The Soul: Oil, Wick & Two Flames in a Lamp
“The soul of man is the lamp of G-d” is what the wisest of men, king Shlomo, said. Centuries later, Rabbi Dovber of Lubavitch expounded on this theme and masterfully explained how the various aspects of the lamp – the oil, the wick, the fire and the earthenware lamp itself are the perfect way to describe the various aspects of the Jewish soul.
The wick is the material that the flame consumes and thereby thrives, so that it produce a clean, calm, and productive light;
It corresponds to the body of a Jew and its materialistic drives, emotions, and thoughts. This materialism is to be consumed by the soul, allowing the soul to shine greater and brighter than ever before.
The oil has a conflicting role. It is what fuels the flame so it be able to consume the wick, but, at the same time, sustains the wick so that it not be consumed too rapidly. Oil is the life-essence of everything and can be extracted from anything, even stones!
It corresponds to the knowledge and recognition of G-d that both the soul and body share. This wisdom is what drives the body and the soul to act contrary to their nature – the soul to not depart from the body and remain in the world, in order that it fulfill its G-dly mission in consuming and transforming the bodily functions that they become holy; and the body, when inspired to get close to G-d, to not be consumed all at once. But rather, to allow a gradual – and sustainable – penetration of holiness into its reality; a healthy consumption.
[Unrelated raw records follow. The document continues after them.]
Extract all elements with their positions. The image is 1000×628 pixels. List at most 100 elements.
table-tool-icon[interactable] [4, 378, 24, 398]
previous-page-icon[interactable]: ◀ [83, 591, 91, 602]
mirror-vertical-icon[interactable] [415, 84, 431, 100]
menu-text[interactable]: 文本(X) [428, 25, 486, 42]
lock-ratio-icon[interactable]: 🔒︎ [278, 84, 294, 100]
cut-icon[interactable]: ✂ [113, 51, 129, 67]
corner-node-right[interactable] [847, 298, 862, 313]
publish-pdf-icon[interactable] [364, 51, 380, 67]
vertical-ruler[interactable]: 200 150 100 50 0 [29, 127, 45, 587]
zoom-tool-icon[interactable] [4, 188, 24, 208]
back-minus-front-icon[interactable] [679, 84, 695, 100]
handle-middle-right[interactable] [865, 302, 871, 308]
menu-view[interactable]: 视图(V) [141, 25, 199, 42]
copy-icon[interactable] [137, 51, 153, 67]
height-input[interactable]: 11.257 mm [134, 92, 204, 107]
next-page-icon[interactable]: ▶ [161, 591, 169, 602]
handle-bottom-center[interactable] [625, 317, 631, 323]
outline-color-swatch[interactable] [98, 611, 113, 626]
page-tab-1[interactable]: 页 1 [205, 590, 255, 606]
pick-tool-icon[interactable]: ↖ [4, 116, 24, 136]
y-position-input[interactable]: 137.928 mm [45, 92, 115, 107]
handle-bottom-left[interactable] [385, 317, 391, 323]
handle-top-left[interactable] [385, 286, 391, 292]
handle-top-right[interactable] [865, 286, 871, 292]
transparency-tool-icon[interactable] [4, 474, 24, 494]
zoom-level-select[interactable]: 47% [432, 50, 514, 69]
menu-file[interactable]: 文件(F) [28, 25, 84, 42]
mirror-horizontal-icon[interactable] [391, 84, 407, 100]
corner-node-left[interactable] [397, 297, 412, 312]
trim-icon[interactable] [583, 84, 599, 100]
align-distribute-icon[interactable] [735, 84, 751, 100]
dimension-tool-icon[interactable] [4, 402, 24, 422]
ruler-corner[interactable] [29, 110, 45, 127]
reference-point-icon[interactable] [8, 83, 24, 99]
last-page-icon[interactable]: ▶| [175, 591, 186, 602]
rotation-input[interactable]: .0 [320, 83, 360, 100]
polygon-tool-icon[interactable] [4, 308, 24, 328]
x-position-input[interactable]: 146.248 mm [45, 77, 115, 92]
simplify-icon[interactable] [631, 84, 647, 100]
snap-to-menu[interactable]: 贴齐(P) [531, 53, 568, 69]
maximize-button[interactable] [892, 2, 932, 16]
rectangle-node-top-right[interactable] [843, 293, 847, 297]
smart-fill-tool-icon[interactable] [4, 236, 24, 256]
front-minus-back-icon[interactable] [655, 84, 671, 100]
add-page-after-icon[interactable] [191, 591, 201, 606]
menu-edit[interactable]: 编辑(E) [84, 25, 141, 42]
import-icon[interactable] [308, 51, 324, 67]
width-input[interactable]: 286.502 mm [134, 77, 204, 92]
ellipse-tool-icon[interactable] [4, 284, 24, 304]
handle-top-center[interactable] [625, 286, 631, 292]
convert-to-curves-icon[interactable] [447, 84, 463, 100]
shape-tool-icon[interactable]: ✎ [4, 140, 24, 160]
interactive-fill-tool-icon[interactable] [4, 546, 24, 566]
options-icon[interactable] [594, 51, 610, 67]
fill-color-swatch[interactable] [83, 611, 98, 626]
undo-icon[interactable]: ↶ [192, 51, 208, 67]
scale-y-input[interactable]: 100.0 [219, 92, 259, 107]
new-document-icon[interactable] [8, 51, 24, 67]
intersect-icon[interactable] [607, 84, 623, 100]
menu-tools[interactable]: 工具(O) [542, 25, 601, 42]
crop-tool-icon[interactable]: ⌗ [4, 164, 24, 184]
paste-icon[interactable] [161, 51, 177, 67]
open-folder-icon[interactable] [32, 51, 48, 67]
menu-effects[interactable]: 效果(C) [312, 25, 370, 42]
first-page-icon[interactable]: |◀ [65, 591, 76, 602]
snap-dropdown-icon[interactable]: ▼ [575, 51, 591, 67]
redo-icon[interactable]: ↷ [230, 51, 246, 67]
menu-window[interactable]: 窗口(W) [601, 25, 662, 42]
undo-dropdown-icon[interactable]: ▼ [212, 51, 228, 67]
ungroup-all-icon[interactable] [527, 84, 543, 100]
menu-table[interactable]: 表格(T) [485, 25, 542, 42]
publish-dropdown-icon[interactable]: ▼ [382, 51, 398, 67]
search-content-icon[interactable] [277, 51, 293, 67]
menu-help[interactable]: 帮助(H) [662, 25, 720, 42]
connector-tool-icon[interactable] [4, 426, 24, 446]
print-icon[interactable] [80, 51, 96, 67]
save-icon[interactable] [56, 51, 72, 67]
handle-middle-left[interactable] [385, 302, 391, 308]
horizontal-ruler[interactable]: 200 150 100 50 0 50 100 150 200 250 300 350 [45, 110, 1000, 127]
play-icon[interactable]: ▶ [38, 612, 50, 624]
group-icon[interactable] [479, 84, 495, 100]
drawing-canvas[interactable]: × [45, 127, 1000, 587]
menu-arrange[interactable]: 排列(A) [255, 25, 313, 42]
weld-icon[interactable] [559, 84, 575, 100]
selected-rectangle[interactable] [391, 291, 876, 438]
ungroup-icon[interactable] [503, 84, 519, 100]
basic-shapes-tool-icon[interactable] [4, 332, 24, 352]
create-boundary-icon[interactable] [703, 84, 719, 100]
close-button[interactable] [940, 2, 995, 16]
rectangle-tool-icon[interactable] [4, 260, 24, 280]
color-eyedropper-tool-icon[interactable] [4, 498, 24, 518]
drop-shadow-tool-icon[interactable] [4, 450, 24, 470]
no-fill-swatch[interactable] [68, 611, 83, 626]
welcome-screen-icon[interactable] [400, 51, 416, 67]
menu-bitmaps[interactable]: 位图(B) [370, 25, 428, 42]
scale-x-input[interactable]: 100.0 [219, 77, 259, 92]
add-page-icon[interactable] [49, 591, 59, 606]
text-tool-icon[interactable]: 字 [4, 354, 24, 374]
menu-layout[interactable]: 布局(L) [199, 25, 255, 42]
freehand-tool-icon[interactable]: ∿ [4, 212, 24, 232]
The “dark fire” is the part of the flame whose mission is to slowly consume and eat away at the wick, the bodily side of our reality.
It corresponds to the part of the soul whose job is to transform the body by talking to and reasoning with it in its own language, and to show it how being close to G-d is not just for the soul, but for the body as well.
The “bright fire” is the part of a candle that shines brightly and radiates light everywhere, as it flickers its way up;
It corresponds to the brighter side of our soul, which feels united and one with its Maker. It shines and illuminates its surroundings with G-dly meaning, while it yearns to soar upward to unite with its divine source.
The lamp is what allows for this fascinating collection of fine materials to function; interestingly, it is made of a material far coarser and unrefined then the flame, the oil, and even the wick, yet it is the only thing that can hold them all together.
It corresponds to the observance of practical mitzvos which allows for the deepest desire of the soul to be expressed – fulfilling G-d’s will beyond a need to reason with it. All the above sublime endeavors of a deep love for G-d, which consumes even our bodily drives, is only achievable in a context of strict observance of physical mitzvos.